Huttley Gavin A, Wakefield Matthew J, Easteal Simon
John Curtin School of Medical Research, The Australian National University, Canberra, Australia.
Mol Biol Evol. 2007 Aug;24(8):1722-30. doi: 10.1093/molbev/msm094. Epub 2007 May 9.
Accurate estimation of any phylogeny is important as a framework for evolutionary analysis of form and function at all levels of organization from sequence to whole organism. Using alignments of nonrepetitive components of opossum, human, mouse, rat, and dog genomes we evaluated two alternative tree topologies for eutherian evolution. We show with very high confidence that there is a basal split between rodents (as represented by the mouse and rat) and a branch joining primates (as represented by humans) and carnivores (as represented by dogs), consistent with some but not the most widely accepted mammalian phylogenies. The result was robust to substitution model choice with equivalent inference returned from a spectrum of models ranging from a general time reversible model, a model that treated nucleotides as either purines and pyrimidines, and variants of these that incorporated rate heterogeneity among sites. By determining this particular branching order we are able to show that the rate of molecular evolution is almost identical in rodent and carnivore lineages and that sequences evolve approximately 11%-14% faster in these lineages than in the primate lineage. In addition by applying the chicken as outgroup the analyses suggested that the rate of evolution in all eutherian lineages is approximately 30% slower than in the opossum lineage. This pattern of relative rates is inconsistent with the hypothesis that generation time is an important determinant of substitution rates and, by implication, mutation rates. Possible factors causing rate differences between the lineages include differences in DNA repair and replication enzymology, and shifts in nucleotide pools. Our analysis demonstrates the importance of using multiple sequences from across the genome to estimate phylogeny and relative evolutionary rate in order to reduce the influence of distorting local effects evident even in relatively long sequences.

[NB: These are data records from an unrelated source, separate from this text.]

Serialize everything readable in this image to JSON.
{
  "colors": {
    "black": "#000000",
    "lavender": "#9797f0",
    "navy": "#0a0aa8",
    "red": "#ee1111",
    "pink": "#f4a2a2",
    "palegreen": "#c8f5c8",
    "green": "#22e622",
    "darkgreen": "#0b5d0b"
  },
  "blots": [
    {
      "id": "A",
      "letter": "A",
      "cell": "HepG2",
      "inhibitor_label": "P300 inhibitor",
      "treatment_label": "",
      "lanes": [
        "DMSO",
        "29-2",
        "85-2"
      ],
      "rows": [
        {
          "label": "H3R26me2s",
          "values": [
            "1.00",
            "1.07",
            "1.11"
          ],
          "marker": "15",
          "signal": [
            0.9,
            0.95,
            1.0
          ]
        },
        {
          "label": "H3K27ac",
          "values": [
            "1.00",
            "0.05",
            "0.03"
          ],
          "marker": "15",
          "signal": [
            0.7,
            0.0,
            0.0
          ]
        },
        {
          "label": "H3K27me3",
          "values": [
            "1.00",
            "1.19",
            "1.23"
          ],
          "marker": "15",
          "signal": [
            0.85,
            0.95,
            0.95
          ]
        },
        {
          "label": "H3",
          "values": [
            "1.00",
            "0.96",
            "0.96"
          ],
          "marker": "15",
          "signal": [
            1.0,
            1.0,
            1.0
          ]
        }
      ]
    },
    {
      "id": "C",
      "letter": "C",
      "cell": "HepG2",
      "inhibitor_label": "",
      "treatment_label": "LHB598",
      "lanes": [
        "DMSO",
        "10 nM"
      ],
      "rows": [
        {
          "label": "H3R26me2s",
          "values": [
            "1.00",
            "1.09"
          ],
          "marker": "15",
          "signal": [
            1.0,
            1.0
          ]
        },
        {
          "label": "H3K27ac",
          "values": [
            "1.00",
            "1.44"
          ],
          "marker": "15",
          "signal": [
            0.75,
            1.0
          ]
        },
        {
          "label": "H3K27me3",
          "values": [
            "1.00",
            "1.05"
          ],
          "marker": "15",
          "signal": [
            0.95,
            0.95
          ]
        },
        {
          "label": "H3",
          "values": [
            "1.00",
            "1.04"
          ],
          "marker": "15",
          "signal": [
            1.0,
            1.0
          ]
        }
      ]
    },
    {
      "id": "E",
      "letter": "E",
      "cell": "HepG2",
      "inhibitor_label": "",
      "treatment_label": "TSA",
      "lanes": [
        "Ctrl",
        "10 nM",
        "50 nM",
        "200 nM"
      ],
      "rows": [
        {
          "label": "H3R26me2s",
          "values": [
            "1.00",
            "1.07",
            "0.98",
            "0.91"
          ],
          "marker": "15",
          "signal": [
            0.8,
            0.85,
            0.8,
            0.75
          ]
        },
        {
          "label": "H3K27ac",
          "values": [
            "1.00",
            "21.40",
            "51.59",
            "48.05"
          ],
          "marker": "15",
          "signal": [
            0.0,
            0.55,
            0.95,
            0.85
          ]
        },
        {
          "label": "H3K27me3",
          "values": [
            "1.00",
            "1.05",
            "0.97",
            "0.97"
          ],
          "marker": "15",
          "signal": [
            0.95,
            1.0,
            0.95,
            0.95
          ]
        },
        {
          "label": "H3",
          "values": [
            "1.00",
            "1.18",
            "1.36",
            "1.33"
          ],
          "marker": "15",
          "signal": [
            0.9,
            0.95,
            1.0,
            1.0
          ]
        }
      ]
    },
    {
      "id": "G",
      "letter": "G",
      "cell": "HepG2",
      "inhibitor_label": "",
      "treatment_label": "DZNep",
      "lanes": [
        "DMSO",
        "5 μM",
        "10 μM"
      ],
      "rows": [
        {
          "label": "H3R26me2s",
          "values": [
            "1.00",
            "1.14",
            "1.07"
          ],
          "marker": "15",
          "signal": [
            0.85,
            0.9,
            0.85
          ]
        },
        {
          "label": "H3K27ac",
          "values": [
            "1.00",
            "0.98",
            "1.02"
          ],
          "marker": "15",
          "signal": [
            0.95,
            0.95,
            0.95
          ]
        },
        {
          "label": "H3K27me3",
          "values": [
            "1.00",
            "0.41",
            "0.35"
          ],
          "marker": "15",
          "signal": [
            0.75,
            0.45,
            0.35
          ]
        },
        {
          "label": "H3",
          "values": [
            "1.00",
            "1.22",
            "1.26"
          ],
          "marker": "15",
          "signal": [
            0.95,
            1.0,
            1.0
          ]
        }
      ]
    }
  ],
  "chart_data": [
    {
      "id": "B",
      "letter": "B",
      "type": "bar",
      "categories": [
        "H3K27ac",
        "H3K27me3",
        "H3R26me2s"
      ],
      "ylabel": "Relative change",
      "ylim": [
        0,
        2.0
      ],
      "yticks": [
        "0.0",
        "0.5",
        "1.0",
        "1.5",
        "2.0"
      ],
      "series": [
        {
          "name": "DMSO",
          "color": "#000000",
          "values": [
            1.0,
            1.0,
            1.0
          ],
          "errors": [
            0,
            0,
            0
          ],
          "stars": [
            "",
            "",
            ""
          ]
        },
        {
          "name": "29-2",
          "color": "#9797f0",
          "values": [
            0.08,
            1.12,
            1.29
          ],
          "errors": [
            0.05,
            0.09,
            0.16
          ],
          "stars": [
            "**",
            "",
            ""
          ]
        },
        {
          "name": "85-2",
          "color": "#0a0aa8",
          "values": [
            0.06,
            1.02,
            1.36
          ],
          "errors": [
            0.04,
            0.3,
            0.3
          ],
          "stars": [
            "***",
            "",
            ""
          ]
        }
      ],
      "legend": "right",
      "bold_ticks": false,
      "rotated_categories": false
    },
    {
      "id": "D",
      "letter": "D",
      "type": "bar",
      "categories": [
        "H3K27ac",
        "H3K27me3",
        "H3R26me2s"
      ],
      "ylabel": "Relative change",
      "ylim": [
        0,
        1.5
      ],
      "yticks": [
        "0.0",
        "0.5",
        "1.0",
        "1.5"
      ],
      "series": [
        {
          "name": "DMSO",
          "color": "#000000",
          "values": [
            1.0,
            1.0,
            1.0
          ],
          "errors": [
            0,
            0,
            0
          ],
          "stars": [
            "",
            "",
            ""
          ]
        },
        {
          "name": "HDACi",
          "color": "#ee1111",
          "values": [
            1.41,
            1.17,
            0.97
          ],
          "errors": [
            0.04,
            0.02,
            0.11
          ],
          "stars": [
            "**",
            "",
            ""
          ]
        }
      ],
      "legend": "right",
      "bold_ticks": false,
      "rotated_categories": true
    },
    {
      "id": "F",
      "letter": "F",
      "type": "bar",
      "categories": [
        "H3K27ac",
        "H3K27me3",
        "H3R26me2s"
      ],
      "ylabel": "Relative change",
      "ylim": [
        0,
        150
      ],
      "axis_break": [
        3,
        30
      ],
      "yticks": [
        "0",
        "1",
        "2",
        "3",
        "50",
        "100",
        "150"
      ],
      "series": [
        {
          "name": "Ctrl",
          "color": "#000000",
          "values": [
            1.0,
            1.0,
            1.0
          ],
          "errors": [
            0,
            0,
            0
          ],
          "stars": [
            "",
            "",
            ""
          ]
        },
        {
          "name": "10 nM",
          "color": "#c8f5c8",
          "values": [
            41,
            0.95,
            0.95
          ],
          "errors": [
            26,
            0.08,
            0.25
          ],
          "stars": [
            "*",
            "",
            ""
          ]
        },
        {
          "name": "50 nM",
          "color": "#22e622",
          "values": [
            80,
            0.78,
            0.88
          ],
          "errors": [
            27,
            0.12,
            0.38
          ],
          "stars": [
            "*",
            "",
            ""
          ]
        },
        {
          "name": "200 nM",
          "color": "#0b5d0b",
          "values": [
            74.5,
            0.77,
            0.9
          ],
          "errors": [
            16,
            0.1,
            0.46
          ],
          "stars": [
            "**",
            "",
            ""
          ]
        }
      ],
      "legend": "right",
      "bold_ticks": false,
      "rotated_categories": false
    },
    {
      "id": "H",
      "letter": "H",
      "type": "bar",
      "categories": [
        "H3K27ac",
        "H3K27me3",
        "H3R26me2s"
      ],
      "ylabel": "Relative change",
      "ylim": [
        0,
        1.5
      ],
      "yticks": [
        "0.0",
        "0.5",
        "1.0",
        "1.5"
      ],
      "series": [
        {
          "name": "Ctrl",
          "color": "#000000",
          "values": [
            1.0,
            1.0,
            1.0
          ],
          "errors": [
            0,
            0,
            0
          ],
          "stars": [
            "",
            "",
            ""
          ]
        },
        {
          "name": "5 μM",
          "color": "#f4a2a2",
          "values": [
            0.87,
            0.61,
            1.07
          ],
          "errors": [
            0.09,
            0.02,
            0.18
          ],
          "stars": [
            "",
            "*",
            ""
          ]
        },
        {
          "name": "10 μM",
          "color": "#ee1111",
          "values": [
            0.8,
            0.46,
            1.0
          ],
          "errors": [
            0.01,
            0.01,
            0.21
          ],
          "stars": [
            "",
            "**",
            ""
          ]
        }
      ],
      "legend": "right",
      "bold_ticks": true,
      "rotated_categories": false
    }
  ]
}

准确估计任何系统发育对于从序列到整个生物体的各级组织的形态和功能进化分析框架而言都很重要。利用负鼠、人类、小鼠、大鼠和狗基因组的非重复成分比对,我们评估了真兽类进化的两种替代树形拓扑结构。我们非常有信心地表明,啮齿动物(以小鼠和大鼠为代表)与连接灵长类动物(以人类为代表)和食肉动物(以狗为代表)的分支之间存在基部分裂,这与一些但并非最广泛接受的哺乳动物系统发育一致。该结果对于替代模型的选择具有稳健性,从一般时间可逆模型、将核苷酸视为嘌呤和嘧啶的模型以及纳入位点间速率异质性的这些模型的变体等一系列模型都返回了等效推断。通过确定这个特定的分支顺序,我们能够表明啮齿动物和食肉动物谱系中的分子进化速率几乎相同,并且这些谱系中的序列进化速度比灵长类谱系快约11% - 14%。此外,通过将鸡作为外类群,分析表明所有真兽类谱系的进化速率比负鼠谱系慢约30%。这种相对速率模式与世代时间是替代速率以及隐含的突变速率的重要决定因素这一假设不一致。导致谱系间速率差异的可能因素包括DNA修复和复制酶学的差异以及核苷酸库的变化。我们的分析证明了使用来自全基因组的多个序列来估计系统发育和相对进化速率的重要性,以便减少即使在相对较长序列中也明显存在的扭曲局部效应的影响。